Single by Papa Roach

from the album Getting Away with Murder
- Released: July 19, 2004
- Length: 3:12
- Label: Geffen
- Songwriters: Jacoby Shaddix; Tobin Esperance; Jerry Horton;
- Producer: Howard Benson

Papa Roach singles chronology
| "Time and Time Again" (2002) | "Getting Away with Murder" (2004) | "Scars" (2004) |

Music video
- "Getting Away with Murder" on YouTube

= Getting Away with Murder (song) =

"Getting Away with Murder" is the first single from the band Papa Roach's fourth studio album, Getting Away with Murder. The song shows the band's new sound and features no rapping at all, something that was used in Papa Roach's previous singles.

The song is also the former theme song for WWE Tough Enough. It was featured in the 2004 video game MechAssault 2: Lone Wolf It was also featured in the video game MX vs. ATV Unleashed in 2005. A "clean" remix of the song called "Getting Away With... (Gran Turismo 4 Vrenna/Walsh Remix)" was featured in Gran Turismo 4; it was a bit faster, had the heavily distorted guitars toned down, and had a backing whisper of the words "getting away" instead of "..with murder".

==Background==
"I wrote it so you can take it in different ways", said singer Jacoby Shaddix. "It can be about when you're doing some shit behind some people in your life's backs and they don't know about it but it makes you feel like shit, which I've done. But it can also be about what's going on right now in the political world (in the Middle East), or about these big, huge corporations who are so corrupt".

==Music video==
The video is performance-based, showing the band playing in a stock exchange hall with references filled with fans (including sexual imagery which led the band's lead singer Jacoby Shaddix to describe the video as "stocks and bondage" in an MTV2 interview). It was directed by Motion Theory.

- In the opening twenty seconds, all of the band members are shown as workers in the stock exchange.
- There are references to WarGames, Florida and Global Thermonuclear War calculations on the display screens in the background.
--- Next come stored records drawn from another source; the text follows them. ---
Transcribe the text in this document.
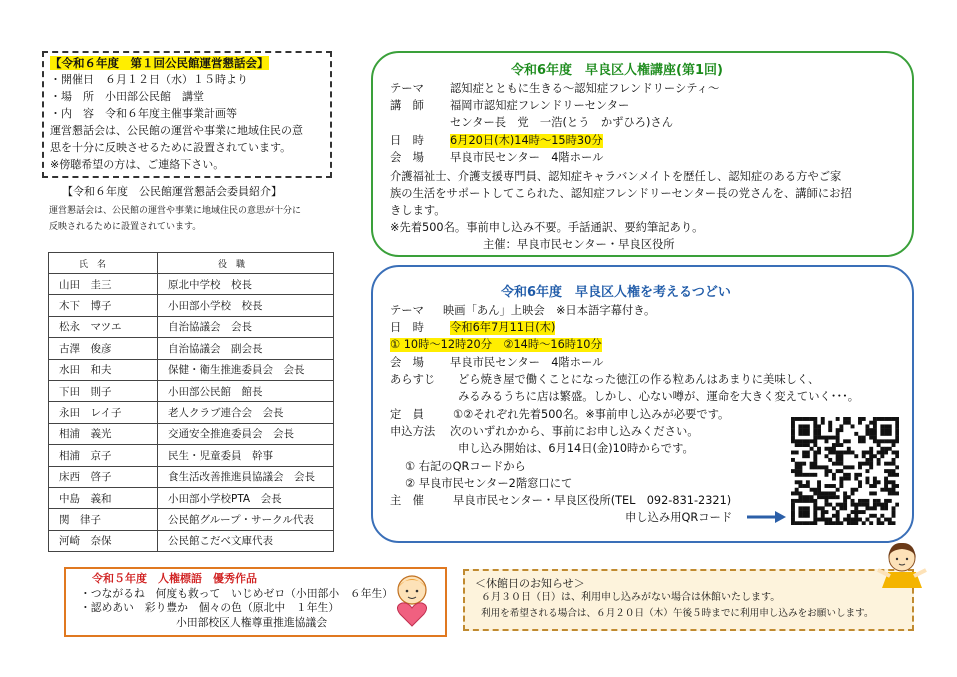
【令和６年度　第１回公民館運営懇話会】
・開催日　６月１２日（水）１５時より
・場　所　小田部公民館　講堂
・内　容　令和６年度主催事業計画等
運営懇話会は、公民館の運営や事業に地域住民の意
思を十分に反映させるために設置されています。
※傍聴希望の方は、ご連絡下さい。
【令和６年度　公民館運営懇話会委員紹介】
運営懇話会は、公民館の運営や事業に地域住民の意思が十分に
反映されるために設置されています。
氏　名	役　職
山田　圭三	原北中学校　校長
木下　博子	小田部小学校　校長
松永　マツエ	自治協議会　会長
古澤　俊彦	自治協議会　副会長
水田　和夫	保健・衛生推進委員会　会長
下田　則子	小田部公民館　館長
永田　レイ子	老人クラブ連合会　会長
相浦　義光	交通安全推進委員会　会長
相浦　京子	民生・児童委員　幹事
床西　啓子	食生活改善推進員協議会　会長
中島　義和	小田部小学校PTA　会長
関　律子	公民館グループ・サークル代表
河崎　奈保	公民館こだべ文庫代表
令和6年度　早良区人権講座(第1回)
テーマ 認知症とともに生きる～認知症フレンドリーシティ～
講　師 福岡市認知症フレンドリーセンター
センター長　党　一浩(とう　かずひろ)さん
日　時 6月20日(木)14時～15時30分
会　場 早良市民センター　4階ホール
介護福祉士、介護支援専門員、認知症キャラバンメイトを歴任し、認知症のある方やご家
族の生活をサポートしてこられた、認知症フレンドリーセンター長の党さんを、講師にお招
きします。
※先着500名。事前申し込み不要。手話通訳、要約筆記あり。
主催：早良市民センター・早良区役所
令和6年度　早良区人権を考えるつどい
テーマ 映画「あん」上映会　※日本語字幕付き。
日　時 令和6年7月11日(木)
① 10時～12時20分　②14時～16時10分
会　場 早良市民センター　4階ホール
あらすじ どら焼き屋で働くことになった徳江の作る粒あんはあまりに美味しく、
みるみるうちに店は繁盛。しかし、心ない噂が、運命を大きく変えていく･･･。
定　員	①②それぞれ先着500名。※事前申し込みが必要です。
申込方法 次のいずれかから、事前にお申し込みください。
申し込み開始は、6月14日(金)10時からです。
① 右記のQRコードから
② 早良市民センター2階窓口にて
主　催	早良市民センター・早良区役所(TEL　092-831-2321)
申し込み用QRコード
令和５年度　人権標語　優秀作品
・つながるね　何度も救って　いじめゼロ（小田部小　６年生）
・認めあい　彩り豊か　個々の色（原北中　１年生）
小田部校区人権尊重推進協議会
＜休館日のお知らせ＞
６月３０日（日）は、利用申し込みがない場合は休館いたします。
利用を希望される場合は、６月２０日（木）午後５時までに利用申し込みをお願いします。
Occasionally messages flash up during the video: "In God we trust" appears as a message, and then alternates between that and "In guns we trust" as well as "In oil we trust". "Murder accomplished" is the last one to appear. It alternates between "Murder" and "Mission" accomplished. The characters in the big screen in the background also change shape periodically to resemble the U.S. flag. Fighter jets, tic-tac-toe boards, and multiple copies of the skull and crossbones materialize on the big screen, as well as maps of the world and flying dots representing missiles. There are also Trading Places references too. Other messages appearing on the display screens in the background include WMD (weapons of mass destruction), MRDR (murder), EVLL (evil), NRON (Enron), 'BSH' and 'CHNY'.
- The badges worn by the Stock exchange employees say 'SADM', 'NRA', 'CHNY', '4OIL' and 'NRON'.
- In the last two shots, the entire band can be seen with their hands and face covered in blood and Shaddix drops his microphone suddenly as if just realizing he has done something wrong.
- Lead singer, Jacoby Shaddix said he wanted the music video to be "political and sexy".

==Track listing==

| No. | Title | Length |
|---|---|---|
| 1. | "Getting Away with Murder" |  |
| 2. | "Harder Than a Coffin Nail" |  |
| 3. | "Anxiety" |  |
| 4. | "Getting Away with Murder" (video) |  |
| 5. | "Chronicles of Riddick Trailer" (video) |  |

==Charts==

===Weekly charts===

Weekly chart performance for "Getting Away with Murder"
| Chart (2004) | Peak position |
|---|---|
| Austria (Ö3 Austria Top 40) | 28 |
| Canada Rock Top 30 (Radio & Records) | 9 |
| Germany (GfK) | 38 |
| Netherlands (Single Top 100) | 89 |
| Scottish Singles Sales (Official Charts) | 53 |
| UK Singles (Official Charts) | 45 |
| UK Rock & Metal (Official Charts) | 2 |
| US Billboard Hot 100 | 69 |
| US Alternative Airplay (Billboard) | 4 |
| US Mainstream Rock (Billboard) | 2 |

===Year-end charts===

2004 year-end chart performance for "Getting Away with Murder"
| Chart (2004) | Position |
|---|---|
| US Mainstream Rock Tracks (Billboard) | 20 |
| US Modern Rock Tracks (Billboard) | 31 |

2005 year-end chart performance for "Getting Away with Murder"
| Chart (2005) | Position |
|---|---|
| US Mainstream Rock Tracks (Billboard) | 20 |
| US Modern Rock Tracks (Billboard) | 71 |

==Certifications==

Certifications for "Getting Away with Murder"
| Region | Certification | Certified units/sales |
| United States (RIAA) | Platinum | 1,000,000^{‡} |
^{‡} Sales+streaming figures based on certification alone.